Contextual Combinatorial Bandits with Probabilistically Triggered Arms

Proceedings of the 40th International Conference on Machine Learning (ICML) |

Preprint

We study contextual combinatorial bandits with probabilistically triggered arms (C\(^2\)MAB-T) under a variety of smoothness conditions that capture a wide range of applications, such as contextual cascading bandits and contextual influence maximization bandits. Under the triggering probability modulated (TPM) condition, we devise the C\(^2\)-UCB-T algorithm and propose a novel analysis that achieves an \(\tilde{O}(d\sqrt{KT})\) regret bound, removing a potentially exponentially large factor \(O(1/p_{min})\), where \(d\) is the dimension of contexts, \(p_{min}\) is the minimum positive probability that any arm can be triggered, and batch-size \(K\) is the maximum number of arms that can be triggered per round.
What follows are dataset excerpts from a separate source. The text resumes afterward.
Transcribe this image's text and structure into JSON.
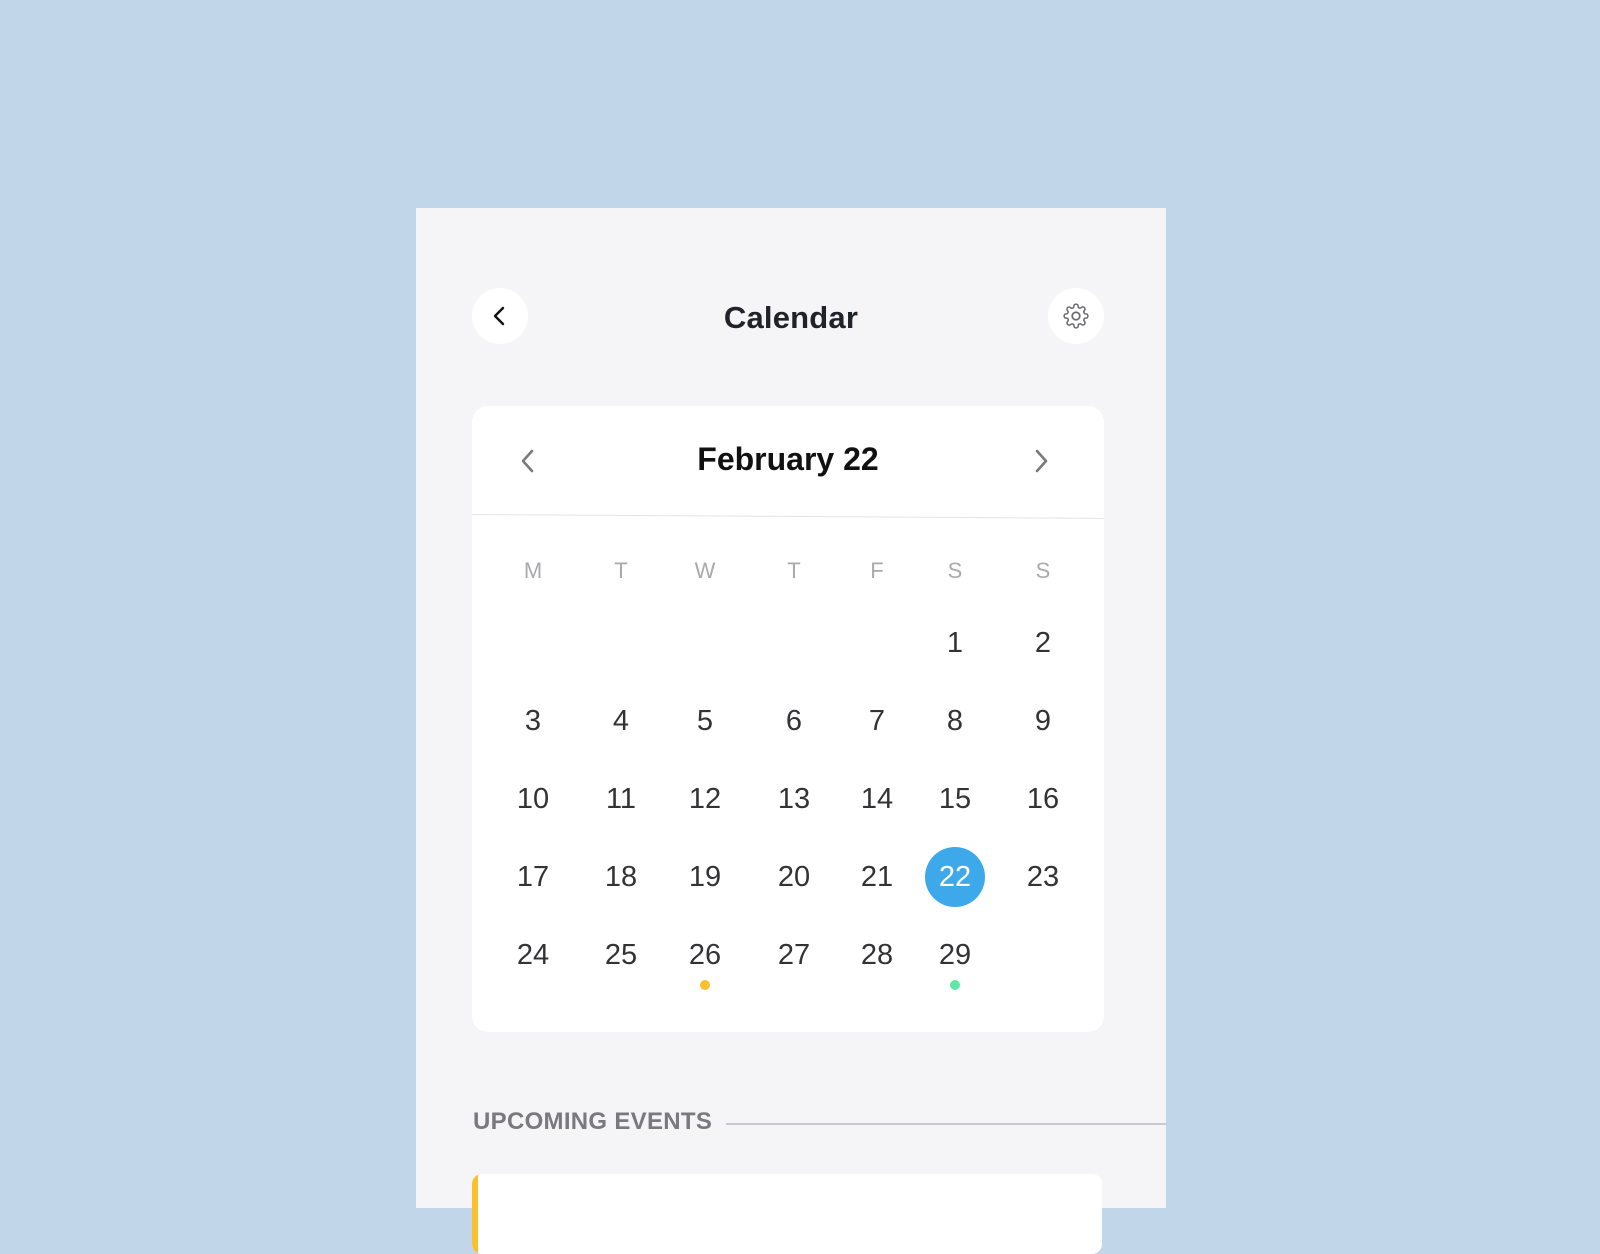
{
  "header": {
    "title": "Calendar",
    "back_icon": "chevron-left-icon",
    "settings_icon": "gear-icon"
  },
  "calendar": {
    "month_label": "February 22",
    "prev_icon": "chevron-left-icon",
    "next_icon": "chevron-right-icon",
    "weekdays": [
      "M",
      "T",
      "W",
      "T",
      "F",
      "S",
      "S"
    ],
    "weeks": [
      [
        "",
        "",
        "",
        "",
        "",
        "1",
        "2"
      ],
      [
        "3",
        "4",
        "5",
        "6",
        "7",
        "8",
        "9"
      ],
      [
        "10",
        "11",
        "12",
        "13",
        "14",
        "15",
        "16"
      ],
      [
        "17",
        "18",
        "19",
        "20",
        "21",
        "22",
        "23"
      ],
      [
        "24",
        "25",
        "26",
        "27",
        "28",
        "29",
        ""
      ]
    ],
    "selected_day": "22",
    "event_markers": [
      {
        "day": "26",
        "color": "#FBC02D"
      },
      {
        "day": "29",
        "color": "#5EE8A6"
      }
    ]
  },
  "colors": {
    "accent": "#3DA9EA",
    "background": "#C1D6E9",
    "panel": "#F5F5F7"
  },
  "upcoming": {
    "title": "UPCOMING EVENTS",
    "events": [
      {
        "accent_color": "#FBC02D"
      }
    ]
  }
}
Under the variance modulated (VM) or triggering probability and variance modulated (TPVM) conditions, we propose a new variance-adaptive algorithm VAC\(^2\)-UCB and derive a regret bound \(\tilde{O}(d\sqrt{T})\), which is independent of the batch-size \(K\). As a valuable by-product, we find our analysis technique and variance-adaptive algorithm can be applied to the CMAB-T and C\(^2\)MAB setting, improving existing results there as well. We also include experiments that demonstrate the improved performance of our algorithms compared with benchmark algorithms on synthetic and real-world datasets.